Task B: static method challenge

  1. Create a struct called Temperature.
  2. Add two static methods:
  • toFahrenheit(celsius: Double) -> Double
  • toCelsius(fahrenheit: Double) -> Double
  1. Call both methods using type syntax (for example Temperature.toFahrenheit(celsius: 22)).
  2. Print clear output lines for at least three conversions.
  3. Explain why these are better as static methods than instance methods.

Task C: mutating method challenge

  1. Create a struct called Timer with properties seconds and isRunning.
  2. Add a mutating method start() that sets isRunning to true.
  3. Add a mutating method tick() that increases seconds by 1 only when isRunning is true.
  4. Add a mutating method reset() that sets seconds to 0 and isRunning to false.
  5. Test your struct by calling the methods in sequence and printing values after each step.

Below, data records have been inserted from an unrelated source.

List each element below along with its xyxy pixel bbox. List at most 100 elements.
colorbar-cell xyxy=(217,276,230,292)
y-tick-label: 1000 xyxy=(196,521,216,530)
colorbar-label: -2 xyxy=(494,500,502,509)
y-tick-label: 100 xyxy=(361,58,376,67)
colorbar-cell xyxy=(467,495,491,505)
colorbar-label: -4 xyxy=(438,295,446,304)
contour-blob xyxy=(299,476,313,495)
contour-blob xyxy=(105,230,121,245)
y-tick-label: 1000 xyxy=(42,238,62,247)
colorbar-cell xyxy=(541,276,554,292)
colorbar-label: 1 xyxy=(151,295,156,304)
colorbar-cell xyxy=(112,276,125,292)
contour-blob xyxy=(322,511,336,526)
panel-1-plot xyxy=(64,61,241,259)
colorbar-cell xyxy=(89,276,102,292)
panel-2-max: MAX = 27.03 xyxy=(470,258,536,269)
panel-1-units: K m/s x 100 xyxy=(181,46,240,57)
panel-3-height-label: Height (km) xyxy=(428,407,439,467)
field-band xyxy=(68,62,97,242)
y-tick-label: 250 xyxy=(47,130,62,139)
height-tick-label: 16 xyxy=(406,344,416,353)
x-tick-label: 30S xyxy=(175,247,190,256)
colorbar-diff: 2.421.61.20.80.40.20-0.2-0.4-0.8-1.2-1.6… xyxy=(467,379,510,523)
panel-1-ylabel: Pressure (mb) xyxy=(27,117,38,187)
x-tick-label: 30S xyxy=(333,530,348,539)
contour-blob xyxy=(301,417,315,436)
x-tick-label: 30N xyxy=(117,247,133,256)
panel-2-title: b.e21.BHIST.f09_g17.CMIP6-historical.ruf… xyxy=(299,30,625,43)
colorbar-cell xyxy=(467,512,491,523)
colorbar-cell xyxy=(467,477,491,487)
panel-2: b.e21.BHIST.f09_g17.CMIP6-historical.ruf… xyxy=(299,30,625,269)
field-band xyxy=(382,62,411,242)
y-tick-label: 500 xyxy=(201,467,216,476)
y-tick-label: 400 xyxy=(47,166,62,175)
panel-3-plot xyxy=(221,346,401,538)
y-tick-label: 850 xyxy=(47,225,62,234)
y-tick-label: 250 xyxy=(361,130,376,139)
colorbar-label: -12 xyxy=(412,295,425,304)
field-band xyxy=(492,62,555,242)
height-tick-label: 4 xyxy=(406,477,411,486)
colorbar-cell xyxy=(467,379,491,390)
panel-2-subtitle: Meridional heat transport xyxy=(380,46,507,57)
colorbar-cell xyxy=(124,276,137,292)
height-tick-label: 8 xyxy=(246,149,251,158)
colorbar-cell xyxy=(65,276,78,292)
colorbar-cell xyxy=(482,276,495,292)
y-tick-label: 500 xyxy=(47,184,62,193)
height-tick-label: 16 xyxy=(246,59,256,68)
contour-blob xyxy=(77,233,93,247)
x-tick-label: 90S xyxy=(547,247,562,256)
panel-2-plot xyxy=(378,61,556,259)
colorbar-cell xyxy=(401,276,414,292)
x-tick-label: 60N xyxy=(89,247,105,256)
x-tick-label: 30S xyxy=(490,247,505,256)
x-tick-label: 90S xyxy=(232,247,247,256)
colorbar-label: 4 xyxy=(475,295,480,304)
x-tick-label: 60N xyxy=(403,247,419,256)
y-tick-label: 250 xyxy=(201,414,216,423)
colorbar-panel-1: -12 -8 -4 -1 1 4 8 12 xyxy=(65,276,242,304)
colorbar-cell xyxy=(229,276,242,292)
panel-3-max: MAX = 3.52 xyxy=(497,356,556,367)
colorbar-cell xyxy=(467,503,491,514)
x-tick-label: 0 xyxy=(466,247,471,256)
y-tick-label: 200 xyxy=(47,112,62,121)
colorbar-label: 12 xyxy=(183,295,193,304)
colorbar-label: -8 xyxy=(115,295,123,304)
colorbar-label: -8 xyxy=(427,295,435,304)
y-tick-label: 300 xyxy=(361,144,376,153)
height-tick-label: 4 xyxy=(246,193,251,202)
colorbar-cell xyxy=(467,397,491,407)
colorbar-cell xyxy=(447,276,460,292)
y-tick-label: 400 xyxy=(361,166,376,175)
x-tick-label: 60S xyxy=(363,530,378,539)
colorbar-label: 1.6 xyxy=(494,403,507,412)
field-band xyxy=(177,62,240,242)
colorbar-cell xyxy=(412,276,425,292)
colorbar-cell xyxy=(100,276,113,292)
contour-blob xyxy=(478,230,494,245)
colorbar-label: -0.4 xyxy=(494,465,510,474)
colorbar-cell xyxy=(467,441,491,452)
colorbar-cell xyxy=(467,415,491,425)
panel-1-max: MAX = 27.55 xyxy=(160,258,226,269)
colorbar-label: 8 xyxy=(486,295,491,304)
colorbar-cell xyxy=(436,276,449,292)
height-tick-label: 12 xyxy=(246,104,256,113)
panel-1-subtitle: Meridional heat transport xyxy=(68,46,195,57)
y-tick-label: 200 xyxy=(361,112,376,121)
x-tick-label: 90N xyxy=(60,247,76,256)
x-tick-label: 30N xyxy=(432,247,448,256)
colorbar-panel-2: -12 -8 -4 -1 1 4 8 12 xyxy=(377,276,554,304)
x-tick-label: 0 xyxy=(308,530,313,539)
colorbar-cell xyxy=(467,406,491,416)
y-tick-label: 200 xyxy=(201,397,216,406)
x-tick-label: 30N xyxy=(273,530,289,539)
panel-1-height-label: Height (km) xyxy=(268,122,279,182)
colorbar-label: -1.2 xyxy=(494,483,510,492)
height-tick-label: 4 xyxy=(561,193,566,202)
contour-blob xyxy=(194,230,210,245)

Task D: mixed design decision

  1. Build a struct Cart with property itemsCount starting at 0.
  2. Add a type-level rule with static let freeShippingThreshold = 5.
  3. Add a mutating method addItem() that increments itemsCount by 1.
  4. Add an instance method shippingMessage() -> String that uses itemsCount and returns:
  • "Free shipping" when itemsCount >= Cart.freeShippingThreshold
  • "Shipping applies" otherwise
  1. Add a static helper qualifiesForFreeShipping(count: Int) -> Bool so the shipping rule can be reused in other places (for example previews, reports, or tests without a Cart instance).
  2. Create one Cart instance and call addItem() in a loop.
  3. After each add, print both cart.itemsCount and cart.shippingMessage().
  4. In comments, explain why addItem() and shippingMessage() are instance behaviour, while freeShippingThreshold and qualifiesForFreeShipping are type-level behaviour.

Task E: method to computed property

  1. Create a struct called Badge with properties name and level.
  2. Add an instance method label() -> String that returns text like "Ranger - Level 4".
  3. Create at least one Badge instance and print the method result.
  4. Convert label() into a computed property label: String.
  5. Print the new computed property and confirm the output is the same.

Extension for Super Players!

Take one extra step to strengthen your design choices with computed properties. Add at least one computed property to each of Tasks A through D, or convert one existing method from any task into a computed property and explain why that change improves readability.

Summary

Methods help you keep behaviour close to the data it belongs to, while open functions remain useful for shared logic outside specific models. Instance methods work with one value's state, static methods provide type-level behaviour without needing an instance, and mutating methods allow safe state changes in structs when mutation is intentional.

Designing with these tools makes code easier to understand, test, and maintain especially as projects grow.

Review

Use these prompts to check your understanding. Explain the difference between an open function and a method in your own words, describe when a static method is the best choice, describe why structs need the mutating keyword for state changes, and write one example where you would prefer an open function over a method.